When attempting to check processes on a remote Linux server using Nagios or Icinga, you will most likely use NRPE to call the built in nagios-plugin ‘check_procs’ on the remote host.
This plugin, along with all the other nagios-plugins will typically be installed into /usr/lib/nagios/chek_procs/ on the remote host file system.
But you don’t actually call the plugin directly, you use the server check_nrpe plugin to execute a command defined in /etc/nagios/nrpe.cfg on the remote host.
By default, the file contains sample command definitions on or around line 196 as shown below:
# The following examples use hardcoded command arguments...
command[check_users]=/usr/lib/nagios/plugins/check_users -w 5 -c 10
command[check_load]=/usr/lib/nagios/plugins/check_load -w 15,10,5 -c 30,25,20
command[check_hda1]=/usr/lib/nagios/plugins/check_disk -w 20% -c 10% -p /dev/hda1
command[check_zombie_procs]=/usr/lib/nagios/plugins/check_procs -w 5 -c 10 -s Z
command[check_total_procs]=/usr/lib/nagios/plugins/check_procs -w 150 -c 200
# The following examples allow user-supplied arguments and can
# only be used if the NRPE daemon was compiled with support for
# command arguments *AND* the dont_blame_nrpe directive in this
# config file is set to '1'. This poses a potential security risk, so
# make sure you read the SECURITY file before doing this.

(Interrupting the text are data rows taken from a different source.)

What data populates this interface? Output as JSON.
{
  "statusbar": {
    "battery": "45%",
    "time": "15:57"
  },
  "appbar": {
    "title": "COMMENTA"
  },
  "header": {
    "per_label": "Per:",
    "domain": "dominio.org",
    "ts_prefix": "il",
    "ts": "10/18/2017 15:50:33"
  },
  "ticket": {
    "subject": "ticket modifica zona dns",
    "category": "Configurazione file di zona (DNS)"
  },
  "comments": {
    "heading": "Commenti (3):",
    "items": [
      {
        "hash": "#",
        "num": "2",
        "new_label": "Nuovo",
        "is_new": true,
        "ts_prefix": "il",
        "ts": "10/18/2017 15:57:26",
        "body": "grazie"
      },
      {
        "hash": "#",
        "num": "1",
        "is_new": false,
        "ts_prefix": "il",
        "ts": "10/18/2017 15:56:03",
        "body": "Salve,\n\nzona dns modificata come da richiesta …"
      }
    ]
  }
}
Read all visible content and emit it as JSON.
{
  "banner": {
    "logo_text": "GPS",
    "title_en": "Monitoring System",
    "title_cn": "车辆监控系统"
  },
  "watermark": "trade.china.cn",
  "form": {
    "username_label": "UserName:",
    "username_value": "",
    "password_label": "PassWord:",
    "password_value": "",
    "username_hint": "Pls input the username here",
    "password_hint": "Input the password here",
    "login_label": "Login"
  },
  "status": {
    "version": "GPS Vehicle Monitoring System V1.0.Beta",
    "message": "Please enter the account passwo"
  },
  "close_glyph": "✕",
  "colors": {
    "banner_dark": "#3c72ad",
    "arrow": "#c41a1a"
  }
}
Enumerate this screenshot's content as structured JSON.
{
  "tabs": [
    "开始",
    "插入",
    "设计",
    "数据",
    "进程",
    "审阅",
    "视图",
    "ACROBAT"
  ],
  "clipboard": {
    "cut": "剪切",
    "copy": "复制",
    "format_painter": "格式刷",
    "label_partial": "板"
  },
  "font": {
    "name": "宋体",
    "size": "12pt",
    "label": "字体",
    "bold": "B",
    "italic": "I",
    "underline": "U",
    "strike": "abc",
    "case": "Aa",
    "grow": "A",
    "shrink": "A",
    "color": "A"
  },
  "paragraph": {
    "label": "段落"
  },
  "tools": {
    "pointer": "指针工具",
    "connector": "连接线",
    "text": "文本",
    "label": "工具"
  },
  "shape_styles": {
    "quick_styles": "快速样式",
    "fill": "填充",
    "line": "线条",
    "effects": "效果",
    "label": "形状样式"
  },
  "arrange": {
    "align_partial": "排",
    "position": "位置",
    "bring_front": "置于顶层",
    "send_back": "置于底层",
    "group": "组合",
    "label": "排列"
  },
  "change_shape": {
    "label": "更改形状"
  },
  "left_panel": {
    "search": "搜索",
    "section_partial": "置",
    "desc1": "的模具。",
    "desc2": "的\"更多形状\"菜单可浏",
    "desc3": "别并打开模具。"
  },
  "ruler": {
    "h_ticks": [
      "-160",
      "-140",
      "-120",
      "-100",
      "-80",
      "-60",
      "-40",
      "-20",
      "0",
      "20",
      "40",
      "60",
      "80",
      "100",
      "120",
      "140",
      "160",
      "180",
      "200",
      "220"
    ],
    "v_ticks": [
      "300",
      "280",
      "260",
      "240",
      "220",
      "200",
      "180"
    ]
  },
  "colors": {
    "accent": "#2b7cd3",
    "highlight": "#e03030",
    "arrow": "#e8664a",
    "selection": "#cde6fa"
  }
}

#command[check_users]=/usr/lib/nagios/plugins/check_users -w $ARG1$ -c $ARG2$
#command[check_load]=/usr/lib/nagios/plugins/check_load -w $ARG1$ -c $ARG2$
#command[check_disk]=/usr/lib/nagios/plugins/check_disk -w $ARG1$ -c $ARG2$ -p $ARG3$
#command[check_procs]=/usr/lib/nagios/plugins/check_procs -w $ARG1$ -c $ARG2$ -s $ARG3$
Looking at the ‘#command[check_procs]…’ on the last line, note how it only takes x3 arguments by default. This would be fine if we were only worried about overall system process numbers in a certain state (-s takes a variable that filters to only include processes in a certain state)
But what if I want to monitor say, only the number of apache processes in a sleeping state ? I need to filter on process name AND state. From the documentation for this plugin, it can take an array of strings of process names to search and filter on. So we rewrite the command deifnition to add another parameter, so:
command[check_procs]=/usr/lib/nagios/plugins/check_procs -w $ARG1$ -c $ARG2$ -a $ARG3$ -s $ARG4$
Now the first param -w is the lower threshold (alert if count less than this), second param -c is the upper threshold (alert if count more than this), third param -a is the process name filter (only count processes that match this string) and forth param -s is the state filter (zombie, sleeping, etc.)
Now on the server side, we can define a command to make NRPE trigger this definition like this:
# 'check_remote_procs' command definition
command_line $USER1$/check_nrpe -H $HOSTADDRESS$ -c check_procs -a $ARG1$ $ARG2$ $ARG3$ $ARG4$
And finally we can define the actual service check for the host like this:
# Check remote node apache proxy process
service_description httpd Process
Note the ‘check_command’ line, which says to run the local ‘check_remote_procs’ command, which in turn causes the local server ‘check_nrpe’ plugin to be executed against the remote host and call the remote ‘-c check_procs’ command, passing $ARG1$ ’1:’ (so if less than 1 alert), $ARG2$ ‘:40′ (so if more than 40 alert), $ARG3$ ‘httpd’ (the name of the apache process) and $ARG4$ ‘S’ (the process status for sleeping).
You can also adapt this to search all running process for zombie process by using ‘*’ for the third param and ‘Z’ for the forth param and adjusting the count to 1: and :1 (not the colon changes location on those !).
Another thing I change in the default remote host nrpe.cfg file is to comment out the ‘check_load’ and ‘check_disk’ commands that use hardcoded values and uncomment the variables versions below it (far more useful).